1000 Pumpstationen fördern aus der Tiefe der Sahara fossile Wasservorräte, die in Aufbereitungsanlagen gereinigt und über ein 4000 Kilometer langes System von tonnenschweren Betonröhren mit vier Metern Durchmesser bis nach Tripolis ans Mittelmeer befördert werden. Das ist Gaddafis Great Man-Made River Project – der grosse, von Menschen gemachte Fluss. Für ihn war es das «achte Weltwunder», für sein Land eine gigantische Verschwendung und für Baukonzerne – zum Beispiel aus Südkorea und Texas – ein Jahrhundertgeschäft. Seit 1984 hat Gaddafi mehr als 20 Milliarden Dollar für das weltgrösste Trinkwasserprojekt eingesetzt, und es ist noch nicht fertig.
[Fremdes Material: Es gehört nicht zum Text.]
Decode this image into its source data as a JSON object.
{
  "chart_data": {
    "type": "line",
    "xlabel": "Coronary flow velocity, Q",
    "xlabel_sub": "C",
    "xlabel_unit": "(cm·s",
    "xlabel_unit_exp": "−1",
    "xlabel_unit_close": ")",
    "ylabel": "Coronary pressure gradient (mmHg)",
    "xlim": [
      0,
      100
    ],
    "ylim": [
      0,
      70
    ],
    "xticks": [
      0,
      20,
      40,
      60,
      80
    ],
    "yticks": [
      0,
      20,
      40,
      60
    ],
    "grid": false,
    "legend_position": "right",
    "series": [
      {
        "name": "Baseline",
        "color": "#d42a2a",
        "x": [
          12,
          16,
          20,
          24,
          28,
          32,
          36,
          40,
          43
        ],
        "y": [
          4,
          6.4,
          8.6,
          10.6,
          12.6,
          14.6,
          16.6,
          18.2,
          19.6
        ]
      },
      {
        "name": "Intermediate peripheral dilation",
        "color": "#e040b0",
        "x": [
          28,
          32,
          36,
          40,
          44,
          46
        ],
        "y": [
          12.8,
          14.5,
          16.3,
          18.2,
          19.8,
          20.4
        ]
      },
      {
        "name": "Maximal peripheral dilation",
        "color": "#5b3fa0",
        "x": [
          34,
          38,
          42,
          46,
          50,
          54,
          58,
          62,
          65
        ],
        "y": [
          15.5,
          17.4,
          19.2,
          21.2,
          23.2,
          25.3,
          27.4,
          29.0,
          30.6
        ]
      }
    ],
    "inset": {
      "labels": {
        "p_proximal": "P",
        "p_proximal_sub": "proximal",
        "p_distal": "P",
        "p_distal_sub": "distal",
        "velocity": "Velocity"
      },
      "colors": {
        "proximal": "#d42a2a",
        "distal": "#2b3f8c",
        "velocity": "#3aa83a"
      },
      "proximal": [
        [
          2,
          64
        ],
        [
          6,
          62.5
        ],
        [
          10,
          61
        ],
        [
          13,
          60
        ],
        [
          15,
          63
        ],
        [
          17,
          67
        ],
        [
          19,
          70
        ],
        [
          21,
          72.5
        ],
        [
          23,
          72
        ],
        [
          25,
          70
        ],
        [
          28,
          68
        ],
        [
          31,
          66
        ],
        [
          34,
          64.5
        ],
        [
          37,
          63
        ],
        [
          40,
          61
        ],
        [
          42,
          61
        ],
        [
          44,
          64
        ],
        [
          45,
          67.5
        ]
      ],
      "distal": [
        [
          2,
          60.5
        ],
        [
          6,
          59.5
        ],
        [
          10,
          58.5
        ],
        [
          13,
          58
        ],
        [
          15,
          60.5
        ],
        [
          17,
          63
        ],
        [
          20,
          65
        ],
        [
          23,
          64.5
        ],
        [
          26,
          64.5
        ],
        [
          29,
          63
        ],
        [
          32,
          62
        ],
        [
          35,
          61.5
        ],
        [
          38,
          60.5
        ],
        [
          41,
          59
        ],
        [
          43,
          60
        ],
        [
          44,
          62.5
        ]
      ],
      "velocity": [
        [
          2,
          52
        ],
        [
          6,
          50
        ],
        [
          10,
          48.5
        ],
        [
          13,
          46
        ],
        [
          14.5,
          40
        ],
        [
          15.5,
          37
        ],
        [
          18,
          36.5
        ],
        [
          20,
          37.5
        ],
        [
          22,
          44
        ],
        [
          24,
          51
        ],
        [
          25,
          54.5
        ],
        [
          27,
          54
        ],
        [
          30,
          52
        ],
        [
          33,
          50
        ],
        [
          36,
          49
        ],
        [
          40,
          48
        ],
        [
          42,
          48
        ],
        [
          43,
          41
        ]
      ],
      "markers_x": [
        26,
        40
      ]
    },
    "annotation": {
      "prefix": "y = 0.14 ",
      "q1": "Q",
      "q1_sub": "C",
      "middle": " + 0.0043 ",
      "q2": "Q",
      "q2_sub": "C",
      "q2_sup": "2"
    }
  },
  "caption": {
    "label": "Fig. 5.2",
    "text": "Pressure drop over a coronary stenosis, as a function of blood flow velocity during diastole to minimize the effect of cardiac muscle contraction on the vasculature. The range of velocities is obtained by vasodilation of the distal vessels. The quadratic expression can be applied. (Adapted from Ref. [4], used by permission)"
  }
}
Für Experten ist das Projekt ökonomisch unsinnig. «Wirtschaftlich wäre es billiger, jedem Einwohner täglich drei Flaschen bestes Schweizer Mineralwasser auf den Tisch zu stellen», sagt der Zürcher Wasserforscher Tobias Siegfried. Libyer witzeln über «Great Madman’s River» – den Fluss des grossen Irren.
Nun wurde die Anlage Gaddafis letzte Waffe. Seine Truppen blockierten nach ihrer Flucht aus Tripolis die Pumpstationen und schnitten damit die Menschen in den Mittelmeerstädten von ihrer Wasserversorgung ab.